When you are finished painting the pumpkins, you can shake some glitter on top of the paint to make it extra shiny. If you have leftover drippy paint, you can use it to make salad spinner art or to make cool drippy designs on construction paper. Fold the paper, and see what it looks like then!
Next up, Pumpkin Seed Oobleck Slime.
Oobleck is a messy mixture that is equal parts corn starch and water with a few optional drops of food coloring. We decided to amp it up a notch by using orange colored water and mixing in pumpkin seeds and guts to make it extra gooey. We also mixed a bowl of corn flour with orange water because my daughter wanted to know if it would work the same. It doesn’t, but it is pretty gooey and fun to play with too. You may need to add more cornstarch after you add the seeds to keep the solid AND liquid properties.

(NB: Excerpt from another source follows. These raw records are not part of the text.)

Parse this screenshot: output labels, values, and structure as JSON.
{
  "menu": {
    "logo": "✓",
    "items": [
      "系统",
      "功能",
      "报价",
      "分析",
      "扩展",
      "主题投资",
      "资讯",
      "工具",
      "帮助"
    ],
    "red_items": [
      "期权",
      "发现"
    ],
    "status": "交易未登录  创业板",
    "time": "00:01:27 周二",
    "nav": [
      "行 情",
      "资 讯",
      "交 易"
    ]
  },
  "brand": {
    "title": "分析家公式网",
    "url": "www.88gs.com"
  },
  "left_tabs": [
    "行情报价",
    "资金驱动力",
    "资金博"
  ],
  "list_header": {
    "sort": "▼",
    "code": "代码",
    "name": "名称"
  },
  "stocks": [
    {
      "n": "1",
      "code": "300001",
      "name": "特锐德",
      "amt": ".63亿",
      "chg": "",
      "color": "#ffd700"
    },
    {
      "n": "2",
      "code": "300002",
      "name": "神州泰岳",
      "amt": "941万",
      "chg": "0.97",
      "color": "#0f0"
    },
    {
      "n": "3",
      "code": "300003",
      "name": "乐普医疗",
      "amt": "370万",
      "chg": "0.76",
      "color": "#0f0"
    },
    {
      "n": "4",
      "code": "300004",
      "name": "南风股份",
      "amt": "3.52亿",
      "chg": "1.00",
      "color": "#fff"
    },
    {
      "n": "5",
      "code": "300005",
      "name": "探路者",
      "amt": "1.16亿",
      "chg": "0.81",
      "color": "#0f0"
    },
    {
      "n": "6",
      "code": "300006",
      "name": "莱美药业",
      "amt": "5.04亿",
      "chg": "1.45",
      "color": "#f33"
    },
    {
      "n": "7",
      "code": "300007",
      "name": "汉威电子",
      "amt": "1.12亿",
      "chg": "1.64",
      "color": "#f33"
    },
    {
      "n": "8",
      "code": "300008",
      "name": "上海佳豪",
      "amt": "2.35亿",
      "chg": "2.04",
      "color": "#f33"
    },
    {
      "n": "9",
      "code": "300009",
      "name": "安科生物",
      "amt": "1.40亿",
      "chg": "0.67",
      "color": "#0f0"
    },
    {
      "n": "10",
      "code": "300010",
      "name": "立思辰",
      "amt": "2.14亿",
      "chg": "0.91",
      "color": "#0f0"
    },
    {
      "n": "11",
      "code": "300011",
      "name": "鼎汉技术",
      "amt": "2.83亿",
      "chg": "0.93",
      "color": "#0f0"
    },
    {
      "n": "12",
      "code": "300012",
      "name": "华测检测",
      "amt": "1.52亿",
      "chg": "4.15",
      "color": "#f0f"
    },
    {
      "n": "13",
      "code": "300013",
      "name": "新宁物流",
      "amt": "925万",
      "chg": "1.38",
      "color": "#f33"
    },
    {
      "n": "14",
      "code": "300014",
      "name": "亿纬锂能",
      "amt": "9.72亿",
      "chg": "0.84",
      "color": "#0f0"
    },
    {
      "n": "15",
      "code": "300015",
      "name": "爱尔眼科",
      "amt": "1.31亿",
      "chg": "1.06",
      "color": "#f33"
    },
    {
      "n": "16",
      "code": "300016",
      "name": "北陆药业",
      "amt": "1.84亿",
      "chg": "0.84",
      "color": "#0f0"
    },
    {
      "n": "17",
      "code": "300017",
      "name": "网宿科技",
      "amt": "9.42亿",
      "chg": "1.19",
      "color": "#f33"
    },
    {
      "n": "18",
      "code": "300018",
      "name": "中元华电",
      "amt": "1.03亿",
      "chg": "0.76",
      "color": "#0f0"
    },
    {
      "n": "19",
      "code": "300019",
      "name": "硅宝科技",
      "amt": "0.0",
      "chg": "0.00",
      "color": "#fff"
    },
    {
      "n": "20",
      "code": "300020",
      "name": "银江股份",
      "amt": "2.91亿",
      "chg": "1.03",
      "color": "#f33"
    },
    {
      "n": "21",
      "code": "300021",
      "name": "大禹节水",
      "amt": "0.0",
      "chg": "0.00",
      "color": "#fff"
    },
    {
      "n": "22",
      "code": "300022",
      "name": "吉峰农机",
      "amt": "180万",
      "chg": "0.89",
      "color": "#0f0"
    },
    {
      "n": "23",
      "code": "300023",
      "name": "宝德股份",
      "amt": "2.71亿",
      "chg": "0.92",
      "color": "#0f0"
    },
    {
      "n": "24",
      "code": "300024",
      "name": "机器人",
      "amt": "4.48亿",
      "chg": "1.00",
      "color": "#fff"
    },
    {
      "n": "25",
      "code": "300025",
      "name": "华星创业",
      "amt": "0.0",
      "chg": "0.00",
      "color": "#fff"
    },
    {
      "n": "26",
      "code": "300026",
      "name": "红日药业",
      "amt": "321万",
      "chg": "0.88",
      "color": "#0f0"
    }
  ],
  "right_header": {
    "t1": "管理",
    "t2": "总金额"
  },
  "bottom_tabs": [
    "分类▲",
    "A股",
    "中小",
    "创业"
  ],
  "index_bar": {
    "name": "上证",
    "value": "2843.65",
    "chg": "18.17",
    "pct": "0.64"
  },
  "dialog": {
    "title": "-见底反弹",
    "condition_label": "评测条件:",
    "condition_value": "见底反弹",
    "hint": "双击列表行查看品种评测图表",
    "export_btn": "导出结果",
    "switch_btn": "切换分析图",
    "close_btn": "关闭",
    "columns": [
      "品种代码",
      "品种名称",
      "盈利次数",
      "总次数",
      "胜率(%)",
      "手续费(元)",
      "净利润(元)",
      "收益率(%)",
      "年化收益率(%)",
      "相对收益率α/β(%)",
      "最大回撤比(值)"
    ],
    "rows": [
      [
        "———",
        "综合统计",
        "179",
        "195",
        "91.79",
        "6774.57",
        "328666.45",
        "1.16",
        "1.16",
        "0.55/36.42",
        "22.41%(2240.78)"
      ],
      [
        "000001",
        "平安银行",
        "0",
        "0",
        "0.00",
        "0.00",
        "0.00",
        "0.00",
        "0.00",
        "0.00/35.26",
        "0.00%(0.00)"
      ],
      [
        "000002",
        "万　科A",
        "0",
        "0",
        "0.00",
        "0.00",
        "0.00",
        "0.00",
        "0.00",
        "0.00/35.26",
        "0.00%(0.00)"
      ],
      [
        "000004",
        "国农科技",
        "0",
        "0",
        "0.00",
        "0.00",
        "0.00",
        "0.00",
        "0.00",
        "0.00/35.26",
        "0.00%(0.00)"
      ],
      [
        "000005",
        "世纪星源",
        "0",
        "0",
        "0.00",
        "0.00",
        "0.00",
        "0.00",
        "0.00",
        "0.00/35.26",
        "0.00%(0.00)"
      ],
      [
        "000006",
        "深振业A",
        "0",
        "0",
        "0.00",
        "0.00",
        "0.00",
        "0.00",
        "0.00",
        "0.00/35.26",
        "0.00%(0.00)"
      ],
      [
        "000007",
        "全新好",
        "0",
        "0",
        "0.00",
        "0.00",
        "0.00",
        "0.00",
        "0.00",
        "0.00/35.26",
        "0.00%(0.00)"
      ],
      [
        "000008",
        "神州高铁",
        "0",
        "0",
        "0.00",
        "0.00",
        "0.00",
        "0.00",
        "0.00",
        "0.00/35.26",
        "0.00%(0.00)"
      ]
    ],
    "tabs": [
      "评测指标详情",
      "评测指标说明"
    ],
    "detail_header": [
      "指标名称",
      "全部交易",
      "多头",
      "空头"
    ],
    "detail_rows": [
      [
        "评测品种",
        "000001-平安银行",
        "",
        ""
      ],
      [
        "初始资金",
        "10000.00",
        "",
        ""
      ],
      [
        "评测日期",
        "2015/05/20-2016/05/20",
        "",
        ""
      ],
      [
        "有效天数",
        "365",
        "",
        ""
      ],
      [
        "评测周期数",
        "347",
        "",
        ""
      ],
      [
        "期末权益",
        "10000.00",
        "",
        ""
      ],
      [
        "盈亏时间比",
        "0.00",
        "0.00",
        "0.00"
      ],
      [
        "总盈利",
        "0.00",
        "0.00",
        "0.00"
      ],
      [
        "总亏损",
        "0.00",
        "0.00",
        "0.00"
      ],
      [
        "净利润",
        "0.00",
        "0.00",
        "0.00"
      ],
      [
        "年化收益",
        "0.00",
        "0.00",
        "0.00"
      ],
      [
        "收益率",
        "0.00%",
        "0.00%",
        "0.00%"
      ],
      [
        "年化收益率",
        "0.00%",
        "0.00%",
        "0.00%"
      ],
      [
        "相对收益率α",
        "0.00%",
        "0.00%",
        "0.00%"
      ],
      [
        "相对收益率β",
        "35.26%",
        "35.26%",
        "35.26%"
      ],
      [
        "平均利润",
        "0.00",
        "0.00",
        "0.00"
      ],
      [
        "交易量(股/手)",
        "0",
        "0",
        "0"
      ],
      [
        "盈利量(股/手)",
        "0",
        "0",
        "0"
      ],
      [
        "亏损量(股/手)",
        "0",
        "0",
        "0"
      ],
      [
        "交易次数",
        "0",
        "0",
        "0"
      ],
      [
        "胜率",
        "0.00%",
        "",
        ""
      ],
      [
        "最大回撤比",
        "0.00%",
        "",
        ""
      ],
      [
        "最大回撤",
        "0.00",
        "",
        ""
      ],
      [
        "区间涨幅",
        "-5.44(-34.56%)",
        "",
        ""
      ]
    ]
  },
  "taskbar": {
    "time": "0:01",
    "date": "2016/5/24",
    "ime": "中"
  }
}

Our last project is to make a Pumkano!
The pumpkano is just a seasonal variation on the usual baking soda and vinegar volcano we all made as kids. I went to the store for these projects and forgot to get white vinegar thinking I had a gallon of it in the laundry room, but turned out it was empty. So I improvised with outdated red wine vinegar. Orange food coloring would make this especially seasonal. If your pumpkin is small enough, you can put the baking soda and vinegar right into the scooped out inside. Our pumpkin was a little big, so we put a plastic cup inside. To see a video of our last eruption in action, click here.
And as a bonus, my favorite recipe for Pumpkin Soup.
This recipe is from “How to Cook Everything Vegetarian” by Mark Bittman. I like to make this with a little curry or chili powder, but the kids like it better plain.
3 TB butter
3 lbs pumpkin (or other hard winter squash) seeded and cut into 1 inch cubes
1 medium onion roughly chopped
1 TB fresh sage or rosemary
Salt and Pepper
5 cups vegetable stock
1 cup cream, half and half, or milk
Melt the butter in a deep skillet or medium saucepan over medium-high heat and add the pumpkin cubes and chopped onion. Cook, stirring occasionally until the onion softens, about 5 minutes. Add the herb and sprinkle with salt and pepper and continue cooking until fragrant. Add the stock and bring to a boil, then lower the heat so that the soup bubbles gently. Partially cover and cook, stirring occasionally, until the pumpkin starts to fall apart, about 30 minutes. Use an immersion blender to puree the soup in the pan, or cool slightly and pour it into a blender to puree in batches. Heat the pureed soup until almost boiling and stir in the cream. Heath through, but do not boil. Taste and add seasoning if you like.
And there you have it! A bunch of ways to use all of the pumpkins you will be gathering at the pumpkin patch with us!